There's this thing about falling: the higher you start up, the faster you're going when you hit the ground.* The analogy works well with a scenario we are witnessing in the HR tech space at the moment (it's far from the first, nor will it be the last, time this scenario has played out).
For a bit of background, Hired was founded in 2012 with a great deal of fanfare and early high-profile early investments from Crosslink Capital, Google Ventures, NEA, Sherpa Ventures, SoftTech, and Step Partners. As it scaled, it continued to raise capital, and raised more than $130 million in funding, according to Crunchbase, making it one of the most well-funded startups in the recruiting technology sector. Their last round, a D for $30 million USD, was led by the Investment Management Corporation of Ontario (IMCO), a fund which typically invests in infrastructure firms (think massive hydroelectric projects, like dams).
From the start, the firm focused on technology firms in and around Silicon Valley, counting WeWork and other high-flying startups as clients. Their promise was delivery of "a career marketplace that matches tech talent with innovative companies. Users on the Hired platform receive objective guidance throughout the interview process from a dedicated Talent Advocate, as well as the ability to compare new opportunities side by side so they can make their next career move with confidence. Employers get access to a hand-picked pool of candidates." Unpacking that a bit, they offered a solution that was powered by a mix of machine learning, matching technology, and human filters.
Lofty stuff. Expensive stuff. And, as it turns out, really hard to make work. Layering a human transactional element into software dilutes what makes technology, ultimately, profitable. The goal is to invest in the creation, and then scale it rapidly through automation. People don't scale the way software can. You introduce a brake into your upward velocity.
Hired was, at its height, valued at over $500 million. This brings us back to the acceleration bit (a bit of indulgence, by they way: like many of us, I find myself a part-time math/physics/ELA/gym teachers all of a sudden, and words like "acceleration", "velocity", and "vectors" now haunt my dreams).
$500 million is a great, great height to fall from. You're moving quickly when you get towards the bottom.

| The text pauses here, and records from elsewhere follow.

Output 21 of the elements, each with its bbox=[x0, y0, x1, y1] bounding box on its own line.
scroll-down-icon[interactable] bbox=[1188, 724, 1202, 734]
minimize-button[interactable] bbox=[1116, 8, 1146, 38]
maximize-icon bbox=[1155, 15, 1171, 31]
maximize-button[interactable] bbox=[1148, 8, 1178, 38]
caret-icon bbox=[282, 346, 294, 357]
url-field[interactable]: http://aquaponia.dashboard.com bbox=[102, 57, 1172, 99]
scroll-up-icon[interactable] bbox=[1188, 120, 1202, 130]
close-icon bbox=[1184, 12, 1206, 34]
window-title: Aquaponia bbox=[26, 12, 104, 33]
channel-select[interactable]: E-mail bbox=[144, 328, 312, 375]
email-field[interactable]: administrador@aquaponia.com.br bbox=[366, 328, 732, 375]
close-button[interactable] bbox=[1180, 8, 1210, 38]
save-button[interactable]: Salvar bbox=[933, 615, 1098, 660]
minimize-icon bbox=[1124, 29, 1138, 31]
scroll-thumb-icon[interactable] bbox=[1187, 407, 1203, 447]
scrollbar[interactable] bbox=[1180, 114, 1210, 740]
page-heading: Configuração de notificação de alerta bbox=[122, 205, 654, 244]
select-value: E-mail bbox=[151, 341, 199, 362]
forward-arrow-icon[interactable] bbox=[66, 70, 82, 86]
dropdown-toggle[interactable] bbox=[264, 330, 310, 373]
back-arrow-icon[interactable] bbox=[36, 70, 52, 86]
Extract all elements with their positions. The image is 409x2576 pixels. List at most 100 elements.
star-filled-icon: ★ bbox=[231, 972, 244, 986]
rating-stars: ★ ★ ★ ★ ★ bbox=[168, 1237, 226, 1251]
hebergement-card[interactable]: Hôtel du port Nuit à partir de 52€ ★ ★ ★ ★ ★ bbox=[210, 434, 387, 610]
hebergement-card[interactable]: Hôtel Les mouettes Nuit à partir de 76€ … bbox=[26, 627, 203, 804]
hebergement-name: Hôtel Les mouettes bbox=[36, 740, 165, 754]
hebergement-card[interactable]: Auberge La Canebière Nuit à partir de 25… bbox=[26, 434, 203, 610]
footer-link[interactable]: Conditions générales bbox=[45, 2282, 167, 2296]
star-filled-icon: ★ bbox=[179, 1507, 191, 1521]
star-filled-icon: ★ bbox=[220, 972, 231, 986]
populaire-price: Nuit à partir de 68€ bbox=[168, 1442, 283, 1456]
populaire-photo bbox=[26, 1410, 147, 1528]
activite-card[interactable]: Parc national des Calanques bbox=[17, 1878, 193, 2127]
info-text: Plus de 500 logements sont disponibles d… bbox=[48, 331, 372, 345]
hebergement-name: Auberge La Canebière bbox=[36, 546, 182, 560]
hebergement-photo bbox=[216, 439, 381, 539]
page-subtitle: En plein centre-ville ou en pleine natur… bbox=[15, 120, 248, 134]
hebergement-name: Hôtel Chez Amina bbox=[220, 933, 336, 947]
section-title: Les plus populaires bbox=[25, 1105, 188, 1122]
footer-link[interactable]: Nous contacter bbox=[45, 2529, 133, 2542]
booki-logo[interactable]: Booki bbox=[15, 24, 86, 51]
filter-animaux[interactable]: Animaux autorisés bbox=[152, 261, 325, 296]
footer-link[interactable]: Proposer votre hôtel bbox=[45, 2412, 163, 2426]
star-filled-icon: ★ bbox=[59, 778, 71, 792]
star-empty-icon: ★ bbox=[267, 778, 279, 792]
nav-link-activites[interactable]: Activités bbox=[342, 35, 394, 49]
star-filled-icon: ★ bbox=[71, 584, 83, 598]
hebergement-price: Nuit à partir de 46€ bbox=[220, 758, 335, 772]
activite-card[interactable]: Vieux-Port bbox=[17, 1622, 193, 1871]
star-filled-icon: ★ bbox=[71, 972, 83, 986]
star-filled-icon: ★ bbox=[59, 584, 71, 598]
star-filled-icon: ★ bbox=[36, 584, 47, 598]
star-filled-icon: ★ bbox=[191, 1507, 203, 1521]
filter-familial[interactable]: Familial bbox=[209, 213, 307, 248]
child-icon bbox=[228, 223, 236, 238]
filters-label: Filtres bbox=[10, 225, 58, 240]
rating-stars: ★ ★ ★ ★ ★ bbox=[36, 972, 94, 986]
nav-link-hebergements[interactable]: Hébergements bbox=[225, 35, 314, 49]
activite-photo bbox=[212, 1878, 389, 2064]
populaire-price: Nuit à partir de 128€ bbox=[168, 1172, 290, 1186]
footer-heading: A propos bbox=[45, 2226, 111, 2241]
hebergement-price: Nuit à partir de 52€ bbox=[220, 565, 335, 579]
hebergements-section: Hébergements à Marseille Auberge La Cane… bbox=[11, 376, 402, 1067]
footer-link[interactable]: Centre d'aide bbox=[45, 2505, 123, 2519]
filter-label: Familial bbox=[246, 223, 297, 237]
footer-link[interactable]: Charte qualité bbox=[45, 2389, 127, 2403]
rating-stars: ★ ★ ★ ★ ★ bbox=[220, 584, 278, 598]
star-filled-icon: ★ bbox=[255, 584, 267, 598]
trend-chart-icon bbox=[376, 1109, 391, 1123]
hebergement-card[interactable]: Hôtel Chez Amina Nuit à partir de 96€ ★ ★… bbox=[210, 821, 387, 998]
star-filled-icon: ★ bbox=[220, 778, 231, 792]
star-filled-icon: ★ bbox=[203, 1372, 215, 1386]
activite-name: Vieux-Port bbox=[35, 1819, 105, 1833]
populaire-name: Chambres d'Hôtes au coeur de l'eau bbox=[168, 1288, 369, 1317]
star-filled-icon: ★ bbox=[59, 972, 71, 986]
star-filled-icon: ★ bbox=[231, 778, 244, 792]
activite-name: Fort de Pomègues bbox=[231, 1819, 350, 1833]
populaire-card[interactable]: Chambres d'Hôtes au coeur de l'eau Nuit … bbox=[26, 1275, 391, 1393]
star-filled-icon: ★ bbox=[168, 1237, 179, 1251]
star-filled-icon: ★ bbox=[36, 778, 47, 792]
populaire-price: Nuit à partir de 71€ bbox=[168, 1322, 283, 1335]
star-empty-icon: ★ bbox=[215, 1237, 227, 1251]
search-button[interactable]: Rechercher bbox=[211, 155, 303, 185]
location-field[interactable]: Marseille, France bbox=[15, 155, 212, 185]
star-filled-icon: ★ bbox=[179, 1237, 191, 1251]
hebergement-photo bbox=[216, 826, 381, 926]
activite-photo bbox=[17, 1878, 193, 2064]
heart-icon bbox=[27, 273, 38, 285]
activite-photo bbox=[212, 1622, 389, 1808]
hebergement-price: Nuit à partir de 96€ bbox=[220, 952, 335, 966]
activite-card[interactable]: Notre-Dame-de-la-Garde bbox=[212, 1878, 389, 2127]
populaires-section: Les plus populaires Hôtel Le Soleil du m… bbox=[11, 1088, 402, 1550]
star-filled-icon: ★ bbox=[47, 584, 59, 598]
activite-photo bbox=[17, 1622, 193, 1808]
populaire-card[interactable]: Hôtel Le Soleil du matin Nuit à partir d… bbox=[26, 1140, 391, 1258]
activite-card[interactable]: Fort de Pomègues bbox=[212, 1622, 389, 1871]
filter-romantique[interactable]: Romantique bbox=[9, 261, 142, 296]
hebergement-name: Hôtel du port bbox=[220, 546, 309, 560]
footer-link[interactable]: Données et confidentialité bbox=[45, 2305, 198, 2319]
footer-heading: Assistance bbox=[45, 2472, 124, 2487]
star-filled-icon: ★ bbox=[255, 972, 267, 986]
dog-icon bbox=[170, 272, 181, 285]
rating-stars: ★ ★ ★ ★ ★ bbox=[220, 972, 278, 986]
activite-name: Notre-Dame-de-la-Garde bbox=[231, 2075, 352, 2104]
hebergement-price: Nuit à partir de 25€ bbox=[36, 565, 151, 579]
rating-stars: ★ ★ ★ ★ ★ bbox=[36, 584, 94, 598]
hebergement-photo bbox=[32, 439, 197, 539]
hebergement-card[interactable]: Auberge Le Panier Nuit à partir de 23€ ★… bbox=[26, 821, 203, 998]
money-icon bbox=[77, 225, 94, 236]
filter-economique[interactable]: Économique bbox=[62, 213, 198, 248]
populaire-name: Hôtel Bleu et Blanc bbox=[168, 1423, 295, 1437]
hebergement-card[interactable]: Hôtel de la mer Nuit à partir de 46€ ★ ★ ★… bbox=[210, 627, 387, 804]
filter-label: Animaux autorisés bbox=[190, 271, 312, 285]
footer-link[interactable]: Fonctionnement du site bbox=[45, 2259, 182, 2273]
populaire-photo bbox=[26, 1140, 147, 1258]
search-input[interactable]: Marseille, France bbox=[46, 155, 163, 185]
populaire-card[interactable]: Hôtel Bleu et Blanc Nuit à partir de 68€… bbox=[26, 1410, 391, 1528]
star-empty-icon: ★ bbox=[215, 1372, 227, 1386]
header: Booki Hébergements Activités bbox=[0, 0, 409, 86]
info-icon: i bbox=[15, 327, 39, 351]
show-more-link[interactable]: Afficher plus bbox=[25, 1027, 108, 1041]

According to an in-depth investigation by The Information released just five days ago:
The company’s chief financial officer, Edward Schaffer, told some shareholders last week that the board has been unsuccessfully attempting to sell Hired since the start of the year as its cash reserves dwindled and its ability to raise new funding had become doubtful. Hired’s board brought on William Brinkman, a restructuring expert, to sell the company’s assets and distribute any proceeds to its creditors, similar to the process of filing Chapter 11 bankruptcy.
The article also reports that Hired CEO Mehul Patel “abruptly resigned” via Zoom in early October. No word on how that went down, but it's generally a sign that things are about to go south. Quickly.
Vettery was itself acquired by the Adecco Group in 2018 for a rumored $100 million (it's not clear what the mix of stock and cash was). Vettery touts itself as an employment marketplace for job seekers, and was an attempt to pull an Uber on the staffing industry. Their acquisition by Adecco in 2018 placed them deep within the belly of a temporary staffing behemoth, albeit with the goal to help the parent company take a bit out of the lucrative permanent staffing industry. In March, it was announced that Vettery's founders/ leaders were moving on "to pursue other entrepreneurial endeavors", and the company's chief product officer, Josh Brenner, was taking the helm as CEO. Brenner joined as CPO late in 2019, and has zero prior experience in the recruitment and staffing industries.
In Adecco's 2019 annual report, the company reports: "Vettery’s innovative, subscription-based digital permanent recruitment model continued to gain traction, with placements up 80% in 2019 and strong momentum on the enterprise side. In order to build on the momentum established to date, the Group will continue to invest in the Ventures at approximately the same level as 2019 (EUR 65 million), to support growth in 2020 and beyond."
A few things to take from that. First, EUR 65 million does not equal USD 500 million. At any level. Second, permanent placement fees have been slashed in 2020 as companies adjusted budgets and slow down external hiring. (Temp staffing has done very well, by comparison). The assumption is that Vettery's growth has been flat compared to 2019. Justifying paying large for an investment in those circumstances is challenging, at best.
RNN has reached out to Adecco for terms of the deal to confirm the rumor (and logical assumption) that this was an absolute fire sale.
*Bonus for reaching the end of the article - if you're a parent trying to explain gravity, velocity, and wordplay to your "student", you could do worse than watching Rosencrantz & Guildenstern Are Dead with them.